Minyatür Sanatında Yeni Bir Çığır: Arya Kamalı
İran kökenli minyatür sanatçısı Arya Kamalı, Yalova Kent Müzesi’nde düzenlenen “Gelenekten Geleceğe” adlı karma sergi ile sanatseverlerin karşısına çıkıyor. Sanatıyla büyük bir ilgi toplayan Kamalı, yaklaşık yarım asırdır minyatür sanatına gönül vermiş bir isim. Bu süreçte, minyatürün farklı boyutlarına ve tekniklerine derinlemesine dalarak, eserlerine yenilikçi bir bakış açısı kazandırmayı başarmıştır.

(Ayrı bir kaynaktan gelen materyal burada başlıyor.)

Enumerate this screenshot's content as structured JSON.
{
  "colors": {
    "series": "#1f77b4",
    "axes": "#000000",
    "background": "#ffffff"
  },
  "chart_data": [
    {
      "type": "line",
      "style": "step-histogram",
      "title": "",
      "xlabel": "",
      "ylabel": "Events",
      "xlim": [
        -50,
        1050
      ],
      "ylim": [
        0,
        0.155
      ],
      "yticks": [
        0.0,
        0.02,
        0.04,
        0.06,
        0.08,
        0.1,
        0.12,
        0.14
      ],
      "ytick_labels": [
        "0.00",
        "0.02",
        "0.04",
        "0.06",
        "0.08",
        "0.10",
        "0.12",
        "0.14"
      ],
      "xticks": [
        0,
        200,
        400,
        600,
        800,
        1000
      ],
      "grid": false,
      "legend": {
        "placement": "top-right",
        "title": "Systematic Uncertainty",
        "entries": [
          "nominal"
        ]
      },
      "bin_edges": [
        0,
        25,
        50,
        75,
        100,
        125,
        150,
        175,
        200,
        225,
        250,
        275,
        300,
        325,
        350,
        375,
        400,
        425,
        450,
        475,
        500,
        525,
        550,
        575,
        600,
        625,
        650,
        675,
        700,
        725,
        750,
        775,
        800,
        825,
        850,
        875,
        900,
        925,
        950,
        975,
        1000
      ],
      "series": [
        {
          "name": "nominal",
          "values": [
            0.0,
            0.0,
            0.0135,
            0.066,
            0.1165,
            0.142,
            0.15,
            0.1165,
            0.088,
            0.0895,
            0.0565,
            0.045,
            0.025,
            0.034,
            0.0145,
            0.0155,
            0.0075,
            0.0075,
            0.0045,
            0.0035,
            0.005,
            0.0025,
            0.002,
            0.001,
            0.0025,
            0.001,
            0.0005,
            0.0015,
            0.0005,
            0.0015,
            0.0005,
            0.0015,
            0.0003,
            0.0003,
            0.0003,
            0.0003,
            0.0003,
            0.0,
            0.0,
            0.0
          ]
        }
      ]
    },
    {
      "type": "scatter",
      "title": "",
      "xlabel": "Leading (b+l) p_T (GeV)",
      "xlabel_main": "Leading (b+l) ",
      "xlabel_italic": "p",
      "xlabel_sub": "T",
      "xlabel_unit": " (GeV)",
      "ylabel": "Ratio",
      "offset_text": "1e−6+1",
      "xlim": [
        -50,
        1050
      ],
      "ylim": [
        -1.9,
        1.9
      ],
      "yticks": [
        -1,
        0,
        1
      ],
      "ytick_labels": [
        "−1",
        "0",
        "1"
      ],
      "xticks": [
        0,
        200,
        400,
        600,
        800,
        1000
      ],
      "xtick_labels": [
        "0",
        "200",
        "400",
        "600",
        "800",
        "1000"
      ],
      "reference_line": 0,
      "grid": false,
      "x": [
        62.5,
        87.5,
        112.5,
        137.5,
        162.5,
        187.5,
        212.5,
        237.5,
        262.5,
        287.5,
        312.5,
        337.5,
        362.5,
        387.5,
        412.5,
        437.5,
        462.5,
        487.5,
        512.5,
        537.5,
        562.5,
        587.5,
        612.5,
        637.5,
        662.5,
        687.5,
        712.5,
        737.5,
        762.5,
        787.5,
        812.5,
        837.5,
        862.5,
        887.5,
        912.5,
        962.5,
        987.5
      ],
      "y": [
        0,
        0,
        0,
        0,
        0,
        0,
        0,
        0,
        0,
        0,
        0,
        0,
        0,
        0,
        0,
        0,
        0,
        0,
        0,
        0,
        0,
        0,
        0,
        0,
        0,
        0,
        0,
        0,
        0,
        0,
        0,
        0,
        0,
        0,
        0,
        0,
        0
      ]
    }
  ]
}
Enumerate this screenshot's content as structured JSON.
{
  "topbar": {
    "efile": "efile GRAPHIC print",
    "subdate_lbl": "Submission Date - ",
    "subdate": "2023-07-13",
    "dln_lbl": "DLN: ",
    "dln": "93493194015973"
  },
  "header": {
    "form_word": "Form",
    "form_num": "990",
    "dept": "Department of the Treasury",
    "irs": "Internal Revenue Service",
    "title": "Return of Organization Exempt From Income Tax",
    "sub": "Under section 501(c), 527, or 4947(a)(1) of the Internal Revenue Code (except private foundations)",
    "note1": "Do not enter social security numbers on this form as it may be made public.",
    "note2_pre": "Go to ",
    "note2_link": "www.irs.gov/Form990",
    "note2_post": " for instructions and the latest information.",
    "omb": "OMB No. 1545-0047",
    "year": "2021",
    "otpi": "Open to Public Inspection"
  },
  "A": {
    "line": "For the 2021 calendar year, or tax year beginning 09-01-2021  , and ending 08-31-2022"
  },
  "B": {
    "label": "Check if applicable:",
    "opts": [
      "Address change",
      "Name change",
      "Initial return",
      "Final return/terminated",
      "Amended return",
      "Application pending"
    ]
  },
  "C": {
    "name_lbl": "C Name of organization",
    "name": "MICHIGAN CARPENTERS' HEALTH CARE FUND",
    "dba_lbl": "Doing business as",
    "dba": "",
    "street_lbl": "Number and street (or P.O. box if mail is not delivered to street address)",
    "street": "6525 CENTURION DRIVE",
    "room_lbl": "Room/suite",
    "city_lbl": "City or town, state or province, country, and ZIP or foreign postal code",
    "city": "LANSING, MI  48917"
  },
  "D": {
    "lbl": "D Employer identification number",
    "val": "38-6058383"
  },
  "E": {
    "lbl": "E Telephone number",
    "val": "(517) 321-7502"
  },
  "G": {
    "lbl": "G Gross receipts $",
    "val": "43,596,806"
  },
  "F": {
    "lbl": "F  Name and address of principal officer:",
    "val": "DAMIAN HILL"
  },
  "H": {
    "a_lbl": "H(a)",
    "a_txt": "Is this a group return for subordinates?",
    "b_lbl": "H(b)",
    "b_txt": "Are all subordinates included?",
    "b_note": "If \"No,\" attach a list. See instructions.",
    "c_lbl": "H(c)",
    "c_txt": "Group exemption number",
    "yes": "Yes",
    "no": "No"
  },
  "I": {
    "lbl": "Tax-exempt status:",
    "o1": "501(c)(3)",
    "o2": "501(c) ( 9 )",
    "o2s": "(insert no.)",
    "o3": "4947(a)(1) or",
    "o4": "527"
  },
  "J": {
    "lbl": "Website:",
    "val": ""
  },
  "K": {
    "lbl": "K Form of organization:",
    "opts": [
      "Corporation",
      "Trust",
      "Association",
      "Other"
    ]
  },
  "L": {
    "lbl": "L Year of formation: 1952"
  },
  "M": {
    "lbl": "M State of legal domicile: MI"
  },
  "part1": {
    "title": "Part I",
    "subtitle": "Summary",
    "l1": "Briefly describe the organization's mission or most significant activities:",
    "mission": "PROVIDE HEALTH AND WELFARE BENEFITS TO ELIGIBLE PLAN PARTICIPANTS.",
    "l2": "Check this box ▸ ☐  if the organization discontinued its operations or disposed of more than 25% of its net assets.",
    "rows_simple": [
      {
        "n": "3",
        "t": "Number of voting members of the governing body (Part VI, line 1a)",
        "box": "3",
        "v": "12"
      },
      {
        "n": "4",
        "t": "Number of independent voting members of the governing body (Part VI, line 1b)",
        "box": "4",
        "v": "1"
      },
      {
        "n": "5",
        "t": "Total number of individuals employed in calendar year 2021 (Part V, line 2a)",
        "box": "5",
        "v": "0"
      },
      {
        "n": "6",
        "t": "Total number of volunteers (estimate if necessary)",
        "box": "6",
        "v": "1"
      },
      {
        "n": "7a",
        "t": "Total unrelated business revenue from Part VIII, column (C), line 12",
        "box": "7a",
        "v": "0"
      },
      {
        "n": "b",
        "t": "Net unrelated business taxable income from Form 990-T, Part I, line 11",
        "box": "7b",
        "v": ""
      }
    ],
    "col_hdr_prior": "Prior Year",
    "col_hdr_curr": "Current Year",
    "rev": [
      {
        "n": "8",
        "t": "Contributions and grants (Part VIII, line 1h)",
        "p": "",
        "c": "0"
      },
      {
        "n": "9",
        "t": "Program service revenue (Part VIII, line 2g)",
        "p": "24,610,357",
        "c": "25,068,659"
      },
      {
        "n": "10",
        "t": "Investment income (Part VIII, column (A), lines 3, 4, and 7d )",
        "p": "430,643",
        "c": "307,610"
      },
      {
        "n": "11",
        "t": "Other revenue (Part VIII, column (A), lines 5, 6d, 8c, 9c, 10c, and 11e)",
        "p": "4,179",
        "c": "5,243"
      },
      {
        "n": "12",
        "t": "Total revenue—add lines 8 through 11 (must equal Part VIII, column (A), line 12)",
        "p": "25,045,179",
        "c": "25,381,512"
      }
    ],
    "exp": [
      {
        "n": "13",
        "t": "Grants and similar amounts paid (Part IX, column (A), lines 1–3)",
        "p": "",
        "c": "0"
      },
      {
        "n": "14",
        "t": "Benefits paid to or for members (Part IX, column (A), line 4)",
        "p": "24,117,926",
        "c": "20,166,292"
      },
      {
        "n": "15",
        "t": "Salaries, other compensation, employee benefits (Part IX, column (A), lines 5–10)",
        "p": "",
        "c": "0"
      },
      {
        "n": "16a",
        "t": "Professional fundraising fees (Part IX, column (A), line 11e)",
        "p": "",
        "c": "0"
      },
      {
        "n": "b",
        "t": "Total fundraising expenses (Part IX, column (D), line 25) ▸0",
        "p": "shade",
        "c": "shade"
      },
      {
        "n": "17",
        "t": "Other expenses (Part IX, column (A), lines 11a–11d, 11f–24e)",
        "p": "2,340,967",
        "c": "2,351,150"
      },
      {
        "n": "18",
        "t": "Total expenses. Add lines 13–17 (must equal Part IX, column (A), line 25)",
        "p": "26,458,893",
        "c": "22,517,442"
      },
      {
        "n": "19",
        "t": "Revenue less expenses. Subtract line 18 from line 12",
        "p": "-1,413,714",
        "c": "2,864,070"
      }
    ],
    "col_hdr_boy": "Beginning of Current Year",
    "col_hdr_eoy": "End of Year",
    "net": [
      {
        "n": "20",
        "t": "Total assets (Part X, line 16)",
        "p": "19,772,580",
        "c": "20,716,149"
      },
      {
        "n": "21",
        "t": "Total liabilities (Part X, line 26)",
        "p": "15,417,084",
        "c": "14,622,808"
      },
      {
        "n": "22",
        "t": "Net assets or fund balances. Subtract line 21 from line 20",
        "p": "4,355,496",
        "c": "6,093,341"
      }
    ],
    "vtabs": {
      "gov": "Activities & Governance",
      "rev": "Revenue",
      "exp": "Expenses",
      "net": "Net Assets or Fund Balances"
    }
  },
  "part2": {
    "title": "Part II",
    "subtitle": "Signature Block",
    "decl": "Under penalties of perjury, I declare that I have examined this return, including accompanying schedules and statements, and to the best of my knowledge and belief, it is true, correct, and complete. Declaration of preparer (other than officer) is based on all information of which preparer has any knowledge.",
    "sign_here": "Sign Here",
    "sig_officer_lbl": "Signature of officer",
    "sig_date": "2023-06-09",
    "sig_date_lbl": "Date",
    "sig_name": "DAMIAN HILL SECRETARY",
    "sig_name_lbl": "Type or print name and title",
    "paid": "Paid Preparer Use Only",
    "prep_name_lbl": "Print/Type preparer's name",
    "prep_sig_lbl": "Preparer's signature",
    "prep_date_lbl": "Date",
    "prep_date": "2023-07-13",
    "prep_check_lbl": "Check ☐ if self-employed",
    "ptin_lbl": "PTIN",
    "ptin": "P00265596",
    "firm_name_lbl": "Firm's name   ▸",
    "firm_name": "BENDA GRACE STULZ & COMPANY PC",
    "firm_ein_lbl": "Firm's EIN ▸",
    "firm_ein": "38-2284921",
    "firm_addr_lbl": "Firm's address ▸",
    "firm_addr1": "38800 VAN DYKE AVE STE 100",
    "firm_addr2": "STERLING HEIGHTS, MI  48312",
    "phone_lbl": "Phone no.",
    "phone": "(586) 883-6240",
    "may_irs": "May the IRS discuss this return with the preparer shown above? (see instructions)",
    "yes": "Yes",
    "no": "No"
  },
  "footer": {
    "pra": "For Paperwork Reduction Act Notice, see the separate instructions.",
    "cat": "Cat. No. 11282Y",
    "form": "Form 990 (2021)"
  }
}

Kamalı, tespih tanelerine yaptığı özgün çalışmalarla dikkat çekiyor. Mikro sanat alanına adım atma hikayesini ise şöyle anlatıyor: “Bundan 8-10 yıl önce çok sevdiğim bir arkadaşım, bir koleksiyoner, bana bir tespih getirdi. ‘Bunu bir padişah figürüyle çalışır mısın?’ dedi. Tane oldukça küçüktü; bir buçuk santim civarında bir ölçüsü vardı. Denemek istedim. Ancak, bu tespihi tamamlayabilmek için büyük bir çaba sarf etmek gerekti. Çünkü düz bir yüzeye sahip değildi, bombeli bir yapısı vardı. Bununla birlikte, farklı bir formatta çalışmam gerekiyordu. İlk başta birkaç deneme yaptım ve sonunda başarılı bir şekilde tamamladım. Paylaşımımı yaptığımda, tespih koleksiyonu ile ilgilenen birçok kişi tarafından olağanüstü bir ilgi gördüm. Böylece, yeni bir alan keşfetmiş oldum ve tespih maceram başlamış oldu.”
Kuran’ı Tespih Tanelerine İşledi
Kamalı, tespih üzerine yaptığı çalışmalarda padişah, doğa ve Selçuklu motifleri sergilerken, aklında çarpıcı bir fikir belirdi. “Kuran-ı Kerim’i tespihlere yazmayı düşündüm,” diyor. Ancak bu fikir, yeni zorlukları da beraberinde getirdi. “Her bir sayfayı tespih tanesine yerleştirmek zorundaydım. İran kökenli olduğum için Farsça ve Arapça bilgim, bu aşamada bana yardımcı oldu. Bir süre boyunca yeni modellemeler ve ölçümler yaparak ilerledim. Bu, toplamda beş yıl süren bir proje haline geldi. Eskişehir’deki Süleyman Gürsoy, tespih nakkaşlığı konusunda oldukça yetkin bir ustadır. Onunla birlikte çok özel 30 tespih üretildi. Ben de her bir tespih için Kuran-ı Kerim’in bir cüzünü yazmayı kararlaştırdım ve bu çalışmalara başladım.”
Milimetrekare Özgünlükte Çalışmalar
Kamalı, bu süreçte en çok zorlandığı noktanın ölçüler olduğunu belirtiyor. “Minyatürden ziyade mikro sanat yapmam gerekiyordu,” diyor ve ekliyor: “Çalışma alanım bir A4 sayfası büyüklüğünde değildi. Sadece 1,5 santim yükseklik ve 6-7 milimlik bir alanım vardı. Bir sayfayı sığdırmam ve bunun arkasına dünyanın en güzel 990 camisini yerleştirmem gerekiyordu. Bu tür bir çalışmayı mikro sanat olarak nitelendirmek mümkündür. Ancak, burada dikkat edilmesi gereken bir yanlış anlama mevcut. Türkiye’de minyatür genellikle ‘küçük’ ile eşleştiriliyor, oysa minyatür bir anlatım sanatıdır. Bu sanat, kendine özgü kurallara ve kriterlere sahiptir. Minyatür, küçük ölçülerde yapılabiliyor ama devasa boyutlarda da aynı anlatım kuralları uygulanabilir.”